Momentos de solidão exclusivos da mulher
Existem alguns momentos de solidão suprema que são exclusivos da mulher devido à sua condição biológica. Sim, em tempos anti-materiais, nós continuamos sendo seres que, independentemente da nossa vontade e desejo, temos decisões a tomar a partir da nossa biologia. Isso, obviamente, não está separado da cultura de cada comunidade, de cada país, nem das interfaces entre classe e raça que vivemos aqui no Brasil. Mas, mesmo assim, aqui aparecem algumas que são comuns a todos nós.
1) A menstruação acontece e isso já nos lança para o patamar: é uma mocinha! agora tem que se cuidar. Eu ouvi isso da minha mãe, como milhares de outras também devem ter ouvido, ainda que em tom de brincadeira, como aconteceu comigo. Eu tinha 12 anos? Eu nem tinha beijado na boca. Me cuidar era exatamente o quê?
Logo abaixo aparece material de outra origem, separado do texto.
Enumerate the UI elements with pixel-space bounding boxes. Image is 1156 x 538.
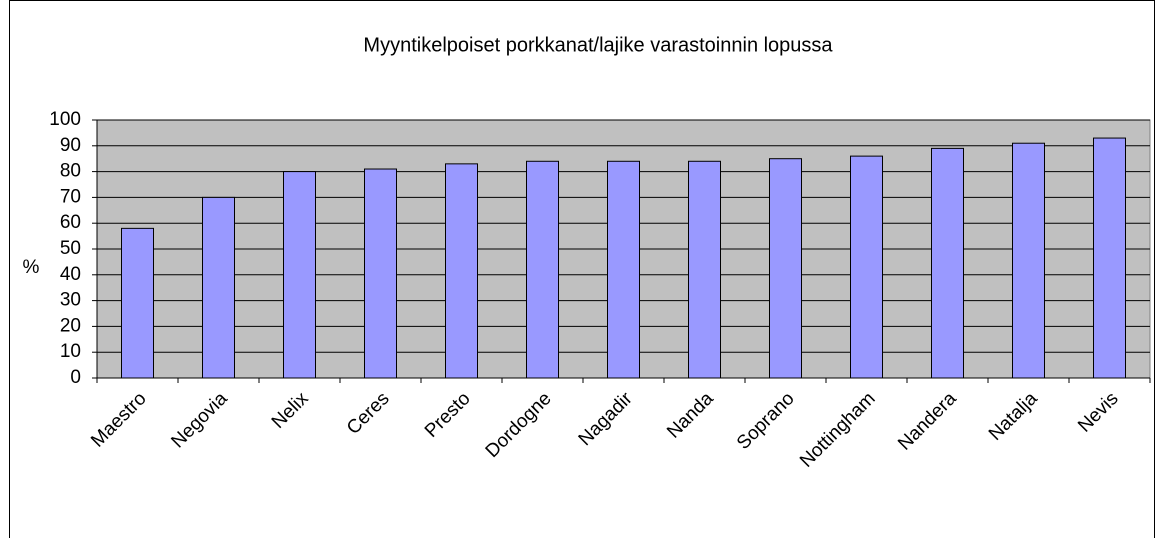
bar	[526, 160, 559, 379]
bar	[445, 163, 478, 379]
y-axis-label: %	[23, 257, 40, 278]
bar	[1093, 137, 1126, 379]
bar	[364, 168, 397, 379]
bar	[850, 155, 883, 379]
bar	[607, 160, 640, 379]
y-tick-label: 50	[60, 238, 81, 259]
y-tick-label: 60	[60, 212, 81, 233]
bar	[202, 196, 235, 379]
bar	[121, 227, 154, 379]
y-tick-label: 70	[60, 186, 81, 207]
bar	[1012, 142, 1045, 379]
bar	[931, 147, 964, 379]
y-tick-label: 80	[60, 161, 81, 182]
y-tick-label: 90	[60, 135, 81, 156]
y-tick-label: 10	[60, 341, 81, 362]
y-tick-label: 20	[60, 315, 81, 336]
y-tick-label: 30	[60, 290, 81, 311]
y-tick-label: 40	[60, 264, 81, 285]
bar	[283, 171, 316, 379]
y-tick-label: 0	[70, 367, 81, 388]
chart-title: Myyntikelpoiset porkkanat/lajike varasto…	[363, 34, 833, 56]
y-tick-label: 100	[49, 109, 81, 130]
bar	[688, 160, 721, 379]
bar	[769, 158, 802, 379]
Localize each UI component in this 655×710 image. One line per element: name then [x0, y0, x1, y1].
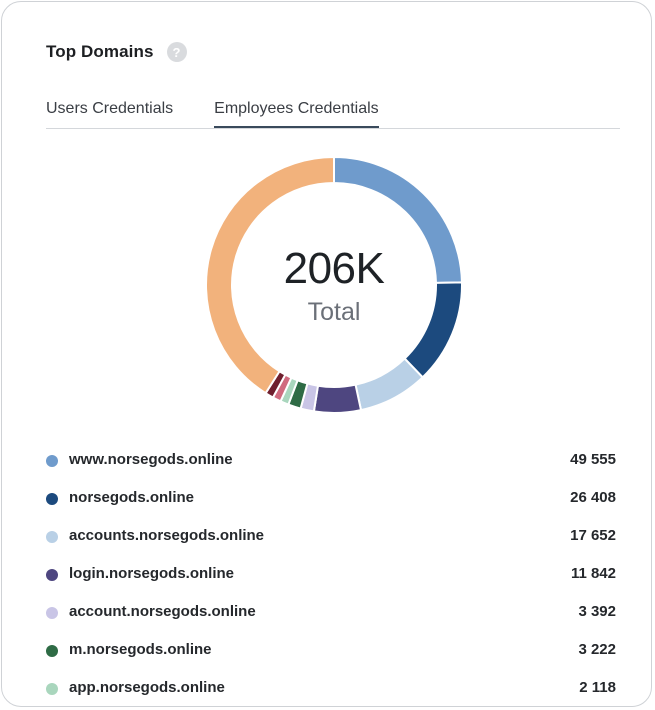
- legend-count-value: 49 555: [570, 451, 616, 468]
- donut-segment-accounts-norsegods-online[interactable]: [354, 357, 425, 412]
- total-label: Total: [307, 298, 361, 326]
- legend-item[interactable]: m.norsegods.online 3 222: [46, 632, 616, 670]
- legend-item[interactable]: login.norsegods.online 11 842: [46, 556, 616, 594]
- legend-count-value: 3 392: [578, 603, 616, 620]
- legend-count-value: 17 652: [570, 527, 616, 544]
- legend-item[interactable]: norsegods.online 26 408: [46, 480, 616, 518]
- donut-segment-login-norsegods-online[interactable]: [312, 383, 363, 414]
- legend-item[interactable]: accounts.norsegods.online 17 652: [46, 518, 616, 556]
- legend-count-value: 2 118: [579, 679, 616, 696]
- donut-chart-svg: [205, 156, 463, 414]
- legend-color-dot: [46, 569, 58, 581]
- legend-domain-label: login.norsegods.online: [69, 565, 234, 582]
- legend-domain-label: app.norsegods.online: [69, 679, 225, 696]
- legend-item[interactable]: www.norsegods.online 49 555: [46, 442, 616, 480]
- legend-item[interactable]: account.norsegods.online 3 392: [46, 594, 616, 632]
- legend-color-dot: [46, 455, 58, 467]
- legend-domain-label: accounts.norsegods.online: [69, 527, 265, 544]
- tab-users-credentials[interactable]: Users Credentials: [46, 100, 174, 117]
- donut-segment-9[interactable]: [205, 156, 335, 395]
- legend-color-dot: [46, 645, 58, 657]
- tab-employees-credentials[interactable]: Employees Credentials: [214, 100, 379, 128]
- legend-color-dot: [46, 683, 58, 695]
- legend-domain-label: account.norsegods.online: [69, 603, 256, 620]
- legend-color-dot: [46, 607, 58, 619]
- donut-chart: 206K Total: [205, 156, 463, 414]
- donut-segment-norsegods-online[interactable]: [403, 281, 463, 379]
- total-value: 206K: [283, 244, 385, 293]
- legend-color-dot: [46, 493, 58, 505]
- card-header: Top Domains ?: [46, 42, 187, 62]
- legend-item[interactable]: app.norsegods.online 2 118: [46, 670, 616, 706]
- legend-color-dot: [46, 531, 58, 543]
- legend-count-value: 11 842: [570, 565, 616, 582]
- legend-domain-label: www.norsegods.online: [69, 451, 233, 468]
- credentials-tabs: Users Credentials Employees Credentials: [46, 100, 620, 129]
- domain-legend: www.norsegods.online 49 555 norsegods.onli…: [46, 442, 616, 706]
- legend-domain-label: m.norsegods.online: [69, 641, 212, 658]
- legend-count-value: 3 222: [578, 641, 616, 658]
- card-title: Top Domains: [46, 42, 154, 61]
- legend-count-value: 26 408: [570, 489, 616, 506]
- legend-domain-label: norsegods.online: [69, 489, 195, 506]
- help-icon[interactable]: ?: [166, 42, 187, 62]
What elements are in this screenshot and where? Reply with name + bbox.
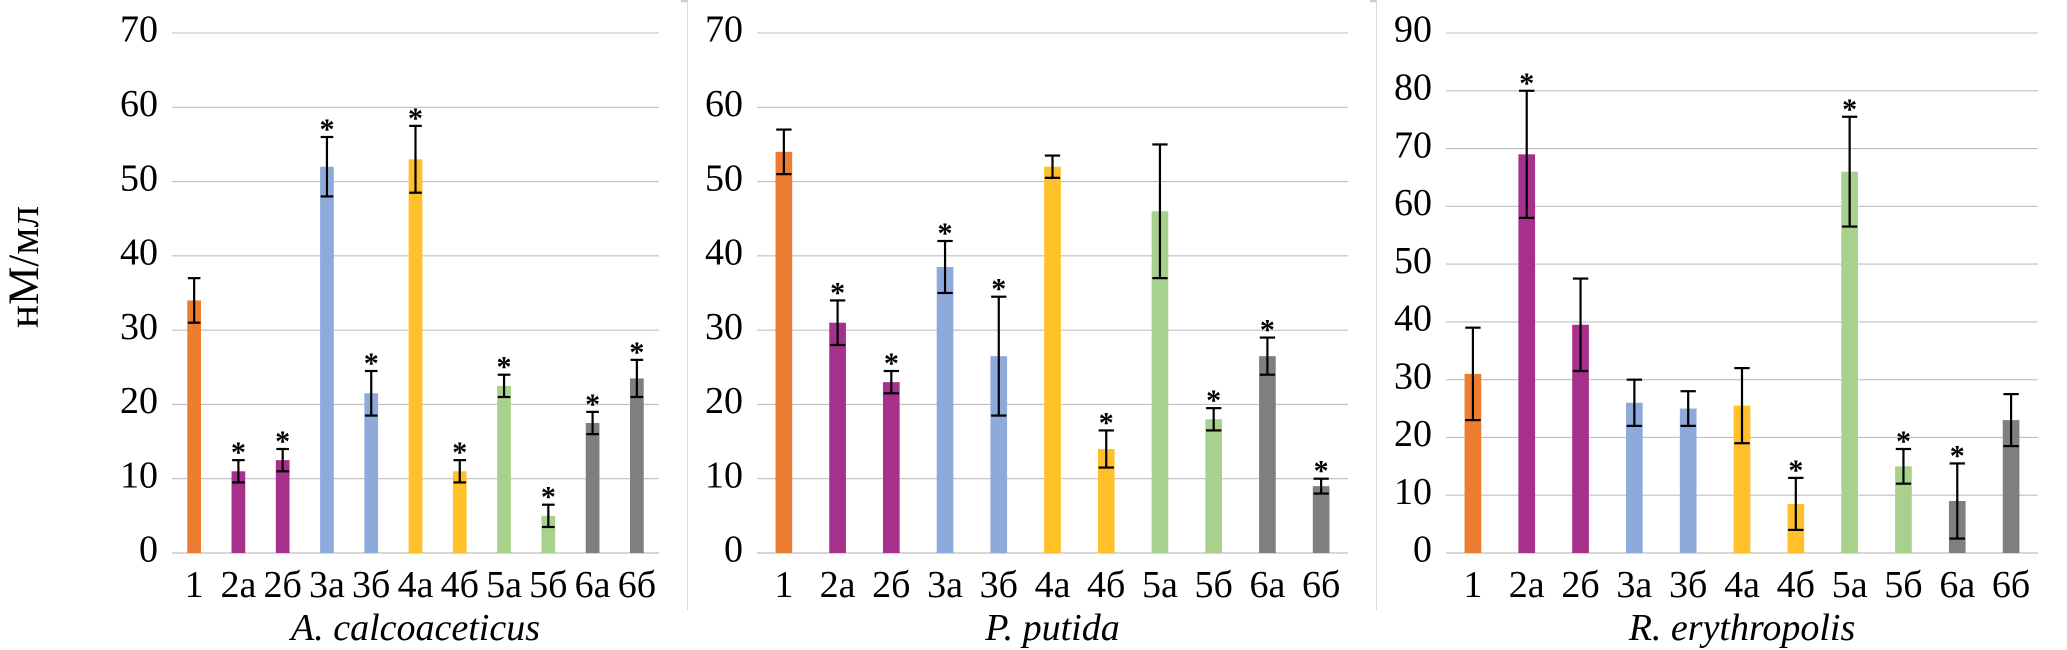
svg-text:*: * [497,351,512,384]
svg-text:6a: 6a [1939,564,1975,606]
svg-text:*: * [1896,425,1911,458]
svg-text:70: 70 [1394,124,1432,166]
svg-text:*: * [408,102,423,135]
svg-text:40: 40 [705,232,743,274]
svg-text:10: 10 [120,454,158,496]
svg-text:2a: 2a [220,564,256,606]
svg-text:P. putida: P. putida [984,607,1119,649]
svg-text:5a: 5a [486,564,522,606]
svg-text:*: * [231,436,246,469]
svg-text:0: 0 [724,529,743,571]
svg-text:*: * [938,217,953,250]
svg-text:*: * [629,336,644,369]
svg-text:3б: 3б [1669,564,1707,606]
svg-text:*: * [884,347,899,380]
svg-text:1: 1 [774,564,793,606]
svg-text:10: 10 [1394,471,1432,513]
svg-text:4a: 4a [398,564,434,606]
svg-text:50: 50 [1394,240,1432,282]
svg-text:0: 0 [1413,529,1432,571]
svg-text:*: * [1950,439,1965,472]
svg-text:*: * [1842,93,1857,126]
svg-text:4б: 4б [1087,564,1125,606]
svg-text:40: 40 [120,232,158,274]
svg-text:60: 60 [705,83,743,125]
svg-text:70: 70 [705,9,743,51]
svg-text:5б: 5б [1884,564,1922,606]
svg-text:40: 40 [1394,298,1432,340]
svg-text:20: 20 [120,380,158,422]
svg-text:1: 1 [1463,564,1482,606]
svg-text:5б: 5б [1195,564,1233,606]
svg-text:*: * [1260,314,1275,347]
svg-text:20: 20 [705,380,743,422]
svg-text:R. erythropolis: R. erythropolis [1628,607,1856,649]
svg-text:2a: 2a [1509,564,1545,606]
svg-text:70: 70 [120,9,158,51]
svg-text:20: 20 [1394,413,1432,455]
svg-text:3a: 3a [1616,564,1652,606]
svg-text:*: * [364,347,379,380]
svg-text:60: 60 [1394,182,1432,224]
svg-text:30: 30 [1394,355,1432,397]
svg-text:30: 30 [705,306,743,348]
svg-text:4б: 4б [441,564,479,606]
svg-text:*: * [1099,406,1114,439]
svg-text:5a: 5a [1832,564,1868,606]
svg-text:*: * [1314,455,1329,488]
svg-text:6б: 6б [1992,564,2030,606]
svg-text:3a: 3a [309,564,345,606]
svg-text:6a: 6a [575,564,611,606]
svg-text:10: 10 [705,454,743,496]
svg-text:90: 90 [1394,9,1432,51]
svg-text:*: * [541,481,556,514]
svg-text:3б: 3б [980,564,1018,606]
svg-text:*: * [319,113,334,146]
svg-text:2б: 2б [872,564,910,606]
svg-text:6б: 6б [1302,564,1340,606]
svg-text:*: * [1519,67,1534,100]
svg-text:*: * [830,276,845,309]
svg-text:60: 60 [120,83,158,125]
svg-text:30: 30 [120,306,158,348]
svg-text:50: 50 [705,157,743,199]
svg-text:2б: 2б [1561,564,1599,606]
svg-text:3б: 3б [352,564,390,606]
svg-text:A. calcoaceticus: A. calcoaceticus [288,607,540,649]
svg-text:6a: 6a [1249,564,1285,606]
svg-text:50: 50 [120,157,158,199]
svg-text:2a: 2a [820,564,856,606]
svg-text:*: * [1206,384,1221,417]
svg-text:*: * [991,273,1006,306]
svg-text:0: 0 [139,529,158,571]
svg-text:*: * [1788,454,1803,487]
svg-text:5б: 5б [529,564,567,606]
svg-text:3a: 3a [927,564,963,606]
svg-text:*: * [452,436,467,469]
svg-text:5a: 5a [1142,564,1178,606]
svg-text:6б: 6б [618,564,656,606]
svg-text:2б: 2б [264,564,302,606]
svg-text:4б: 4б [1777,564,1815,606]
svg-text:80: 80 [1394,66,1432,108]
svg-text:4a: 4a [1724,564,1760,606]
svg-text:4a: 4a [1035,564,1071,606]
svg-text:*: * [275,425,290,458]
svg-text:нM/мл: нM/мл [1,206,48,328]
svg-text:*: * [585,388,600,421]
svg-text:1: 1 [185,564,204,606]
Só entendi que eu era a única responsável por esse “se cuidar” e que qualquer coisa que me acontecesse foi por que eu não “me cuidei”. Mas uma criança de 12 anos é capaz de “se cuidar’? Solidão.
2) Então, passada a tal fase de “se cuidar”, que, na verdade, nunca passa. Entra a tal da fase, para mulheres casadas, solteiras, héteros ou lésbicas. Eu quero ter filhos? Sim, porque se você quer ter um filho biológico você é confrontada com essa questão, ao contrário do homem. O tal do “relógio biológico” existe para nos lembrar que a natureza não está interessada em ter mulheres velhas parindo. O nome científico dessa aberração, inclusive, uma gestante com mais de 35 anos, é “primípara idosa”. E só cabe à mulher decidir: ter ou não ter filhos, that´s the question. Solidão.
3) E se no meio do caminho ocorre uma gravidez indesejada? Nem vamos falar dos casos em que o aborto é permitido por lei. Vamos pensar sobre o comum dos dias. Essas sete bilhões de pessoas sobre a calota não foram todas desejadas, amadas, planejadas. Até mesmo decidir levar adiante ou interromper uma gravidez indesejada é algo para poucas mulheres. Muitas delas estarão presas a correntes de falta de informação, pobreza, religião, família etc que nem a permitirão pensar na possibilidade do aborto. E o pior. Muitas delas estarão tão sozinhas, tão sozinhas, que terão que decidir por si só o que fazer, como fazer. Muitas delas não poderão contar com ninguém nem na hora de abortar, nem na hora de ter o filho. Essa é a realidade absoluta fora da Zona Sul e dos Jardins. No fim, essa mulher vai ter que aprender que só pode contar com ela própria. Criminalização do Estado. Criminalização da Religião. Criminalização da Família. Criminalização, por vezes, do próprio parceiro, porque, ao contrário da menina de 12 anos que ficou menstruada, ele nunca ouviu de sua família: agora que virou mocinho, tem que se cuidar. Solidão.
4) Menopausa. Livre dos atributos destinados à mulher desde o momento do nascimento, poderíamos enfim ser livres? Não mais preocupadas com tarefas “femininas”, como ser desejável, bela, reprodutora, mantenedora da família. Deixamos, portanto, pelas vias biológicas-culturais, de ser mulher. Preocupamos com câncer, reposição hormonal, plásticas, regimes…porque é ainda necessário “se parecer” com a mulher jovem, em idade reprodutiva, ativa sexualmente. Porque, na nossa cultura, mulheres mais velhas, aparentemente, não têm mais vida sexual, enquanto os homens encontraram o Viagra (preste atenção, a pílula é nossa, o Viagra é deles..sacaram?) e a eterna “fonte da juventude”. Solidão. Invisibilidade.
5) E agora, mais essa. Ter ou não ter um filho se contraí zika. Mulheres, em São Paulo, já estão abortando apenas por terem contraído zika. Outras tantas, que já tem seus filhos diagnosticados, já veem seus parceiros (sic) irem embora porque, obviamente, “não aguentam”. O Estado nada faz por elas e seus filhos, A maioria, no Nordeste, vivendo em situação de pobreza, longe das capitais. A escolha final sempre recai sobre os ombros da mulher, não resta dúvida. Para as mulheres que com informação suficiente são capazes de decidir. E as tantas outras, que nem informação tem, que até engravidaram justamente por falta de informação? Uma mulher e seu filho com microcefalia. Solidão. Uma mulher que decide abortar um feto com microcefalia. Solidão.